Following on the heels of the June Supreme Court ruling in District of Columbia v. Heller that the Second Amendment does protect a fundamental individual right and restricts federal action restricting the right to keep and bear arms, today members of an NRA led coalition of self-defense civil rights groups filed a flurry of “friend of the court” amicus briefs in the case of Nordyke v. Alamenda. The Nordyke case is now before the Ninth Circuit Court of Appeals. It was filed by gun show promoters challenging an ordinance that bans guns on county property (effectively banning the gun show at the county fairgrounds).
Joining the NRA’s efforts are the California Rifle and Pistol Association, Second Amendment Foundation, Gun Owners of California, The National Association of Arms Shows, and dozens of esteemed law professors from law schools across the country. Briefs arguing against the right to keep and bear arms were filed by the California State Sheriffs Association, the California Peace Officers Association, the California Police Chiefs Association, San Francisco, Oakland, the Legal Community Against Violence, the Brady Center, and other anti gun owner groups.
All of the briefs, along with a history of the case, are posted at www.calgunlaws.com.

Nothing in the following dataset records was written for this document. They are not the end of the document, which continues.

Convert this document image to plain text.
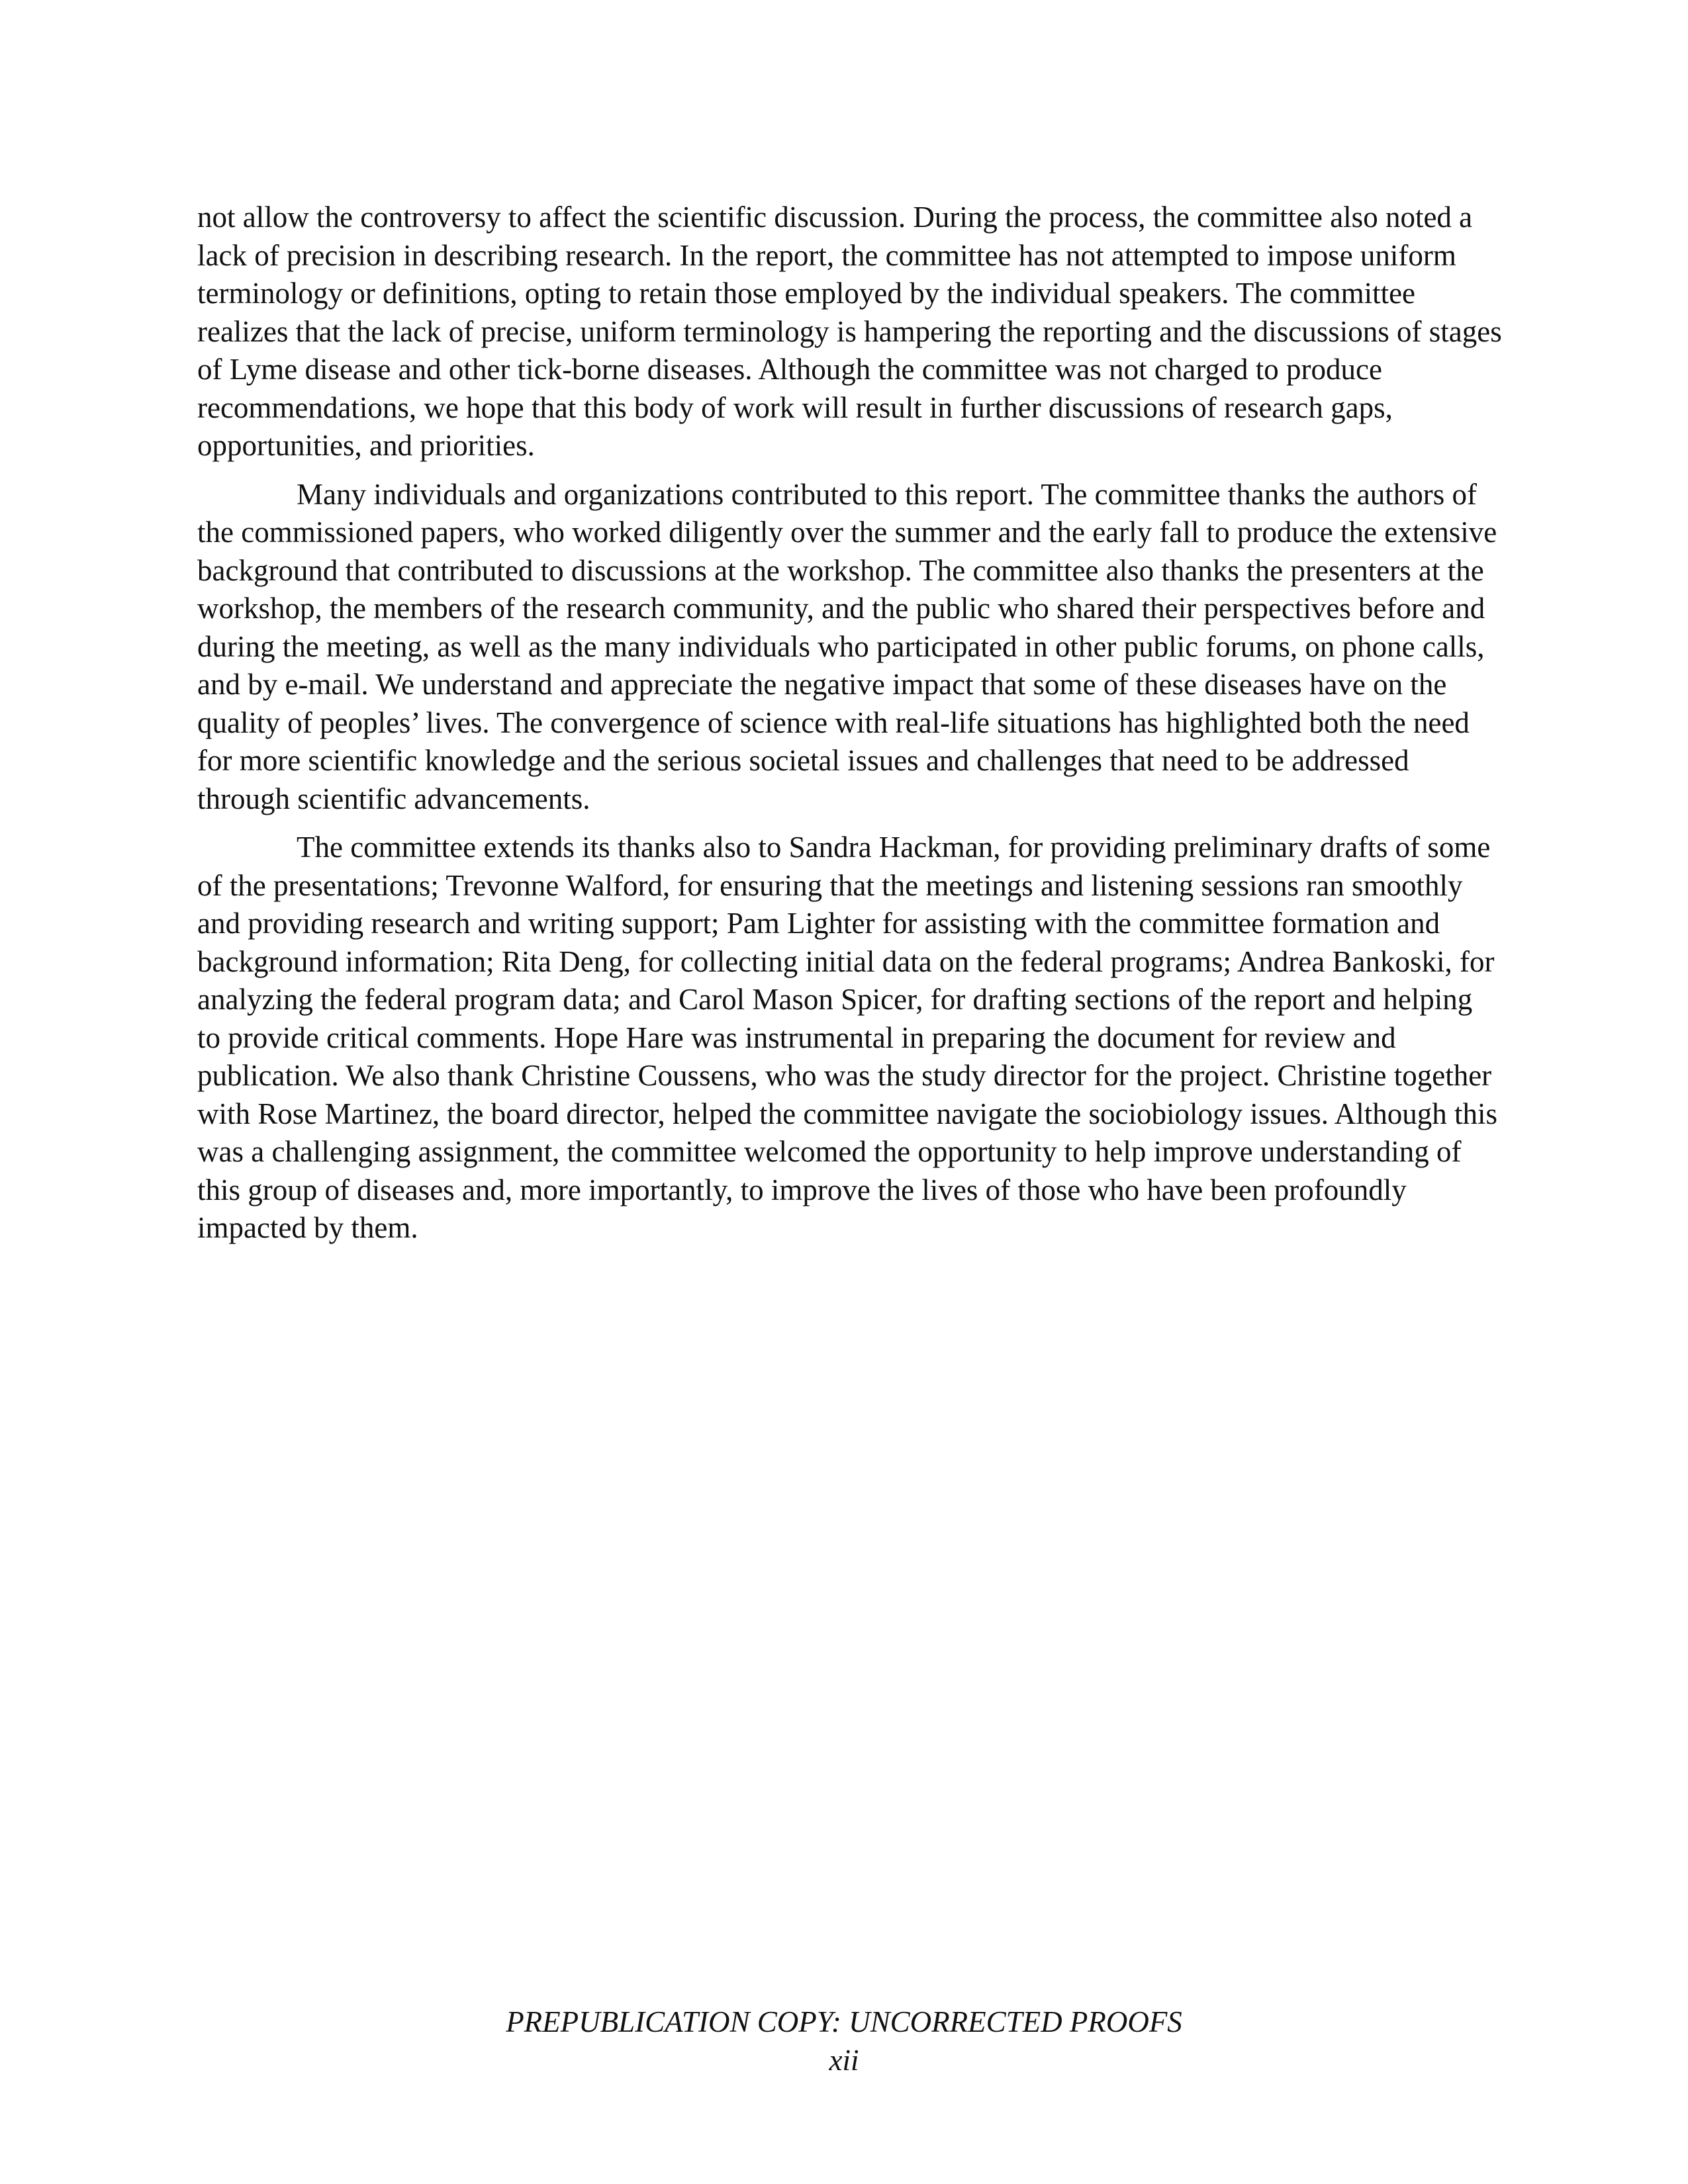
not allow the controversy to affect the scientific discussion. During the process, the committee also noted a lack of precision in describing research. In the report, the committee has not attempted to impose uniform terminology or definitions, opting to retain those employed by the individual speakers. The committee realizes that the lack of precise, uniform terminology is hampering the reporting and the discussions of stages of Lyme disease and other tick-borne diseases. Although the committee was not charged to produce recommendations, we hope that this body of work will result in further discussions of research gaps, opportunities, and priorities.

Many individuals and organizations contributed to this report. The committee thanks the authors of the commissioned papers, who worked diligently over the summer and the early fall to produce the extensive background that contributed to discussions at the workshop. The committee also thanks the presenters at the workshop, the members of the research community, and the public who shared their perspectives before and during the meeting, as well as the many individuals who participated in other public forums, on phone calls, and by e-mail. We understand and appreciate the negative impact that some of these diseases have on the quality of peoples’ lives. The convergence of science with real-life situations has highlighted both the need for more scientific knowledge and the serious societal issues and challenges that need to be addressed through scientific advancements.

The committee extends its thanks also to Sandra Hackman, for providing preliminary drafts of some of the presentations; Trevonne Walford, for ensuring that the meetings and listening sessions ran smoothly and providing research and writing support; Pam Lighter for assisting with the committee formation and background information; Rita Deng, for collecting initial data on the federal programs; Andrea Bankoski, for analyzing the federal program data; and Carol Mason Spicer, for drafting sections of the report and helping to provide critical comments. Hope Hare was instrumental in preparing the document for review and publication. We also thank Christine Coussens, who was the study director for the project. Christine together with Rose Martinez, the board director, helped the committee navigate the sociobiology issues. Although this was a challenging assignment, the committee welcomed the opportunity to help improve understanding of this group of diseases and, more importantly, to improve the lives of those who have been profoundly impacted by them.

PREPUBLICATION COPY: UNCORRECTED PROOFS
xii
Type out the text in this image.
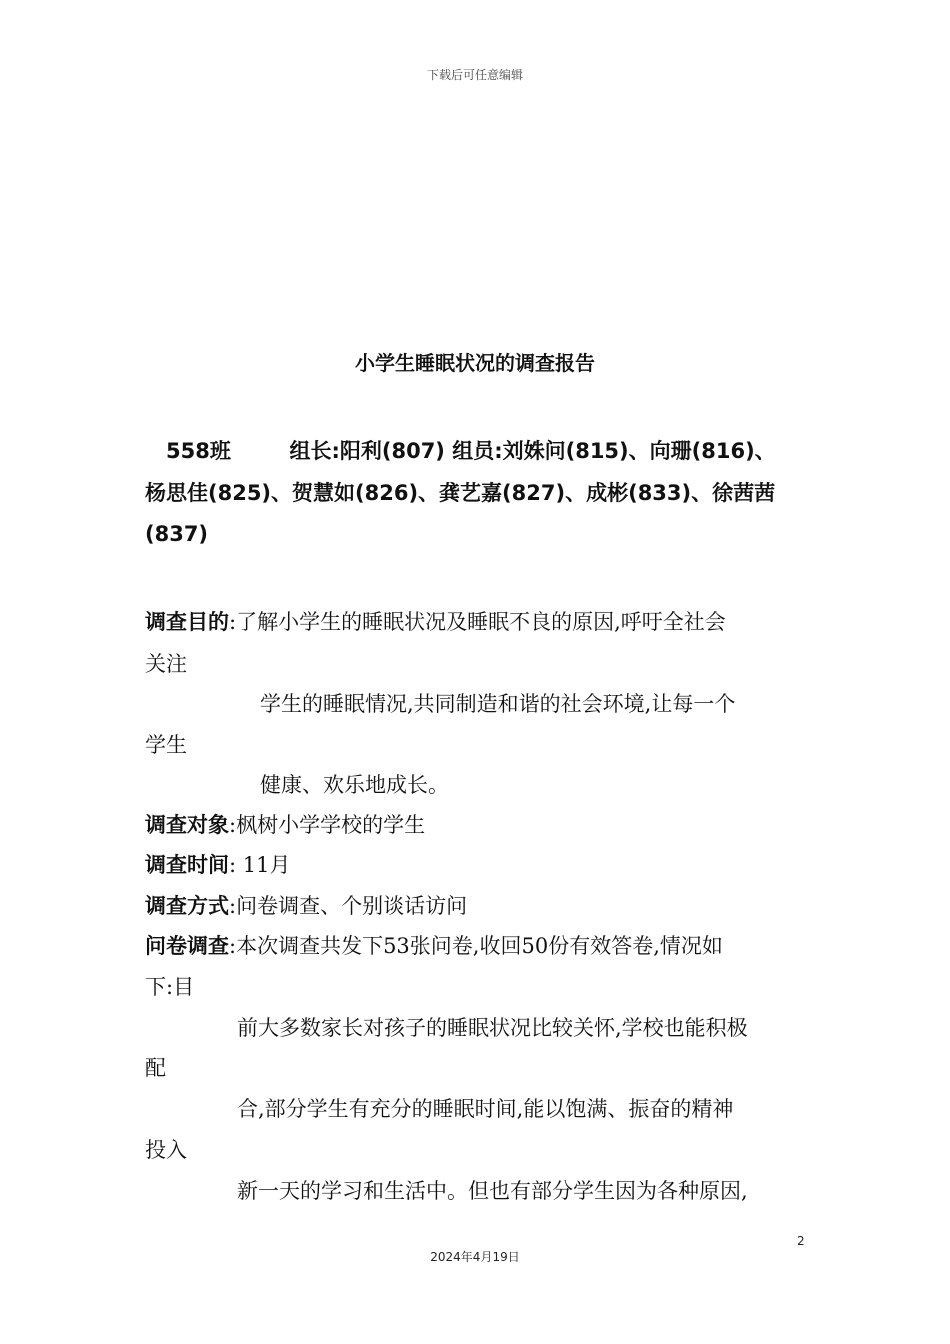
下载后可任意编辑
小学生睡眠状况的调查报告
558班	组长:阳利(807) 组员:刘姝问(815)、向珊(816)、
杨思佳(825)、贺慧如(826)、龚艺嘉(827)、成彬(833)、徐茜茜
(837)
调查目的:了解小学生的睡眠状况及睡眠不良的原因,呼吁全社会
关注
学生的睡眠情况,共同制造和谐的社会环境,让每一个
学生
健康、欢乐地成长。
调查对象:枫树小学学校的学生
调查时间: 11月
调查方式:问卷调查、个别谈话访问
问卷调查:本次调查共发下53张问卷,收回50份有效答卷,情况如
下:目
前大多数家长对孩子的睡眠状况比较关怀,学校也能积极
配
合,部分学生有充分的睡眠时间,能以饱满、振奋的精神
投入
新一天的学习和生活中。但也有部分学生因为各种原因,
2
2024年4月19日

With the supplemental briefs on the incorporation issue filed today, the Court will now set a date for oral argument. The Court will almost certainly have to decide the incorporation question, and then (assuming they find that the Second Amendment applies to the states) either decide whether the gun show ban ordinance violates the Second Amendment or send the case back (remand) to the trial court to make that determination.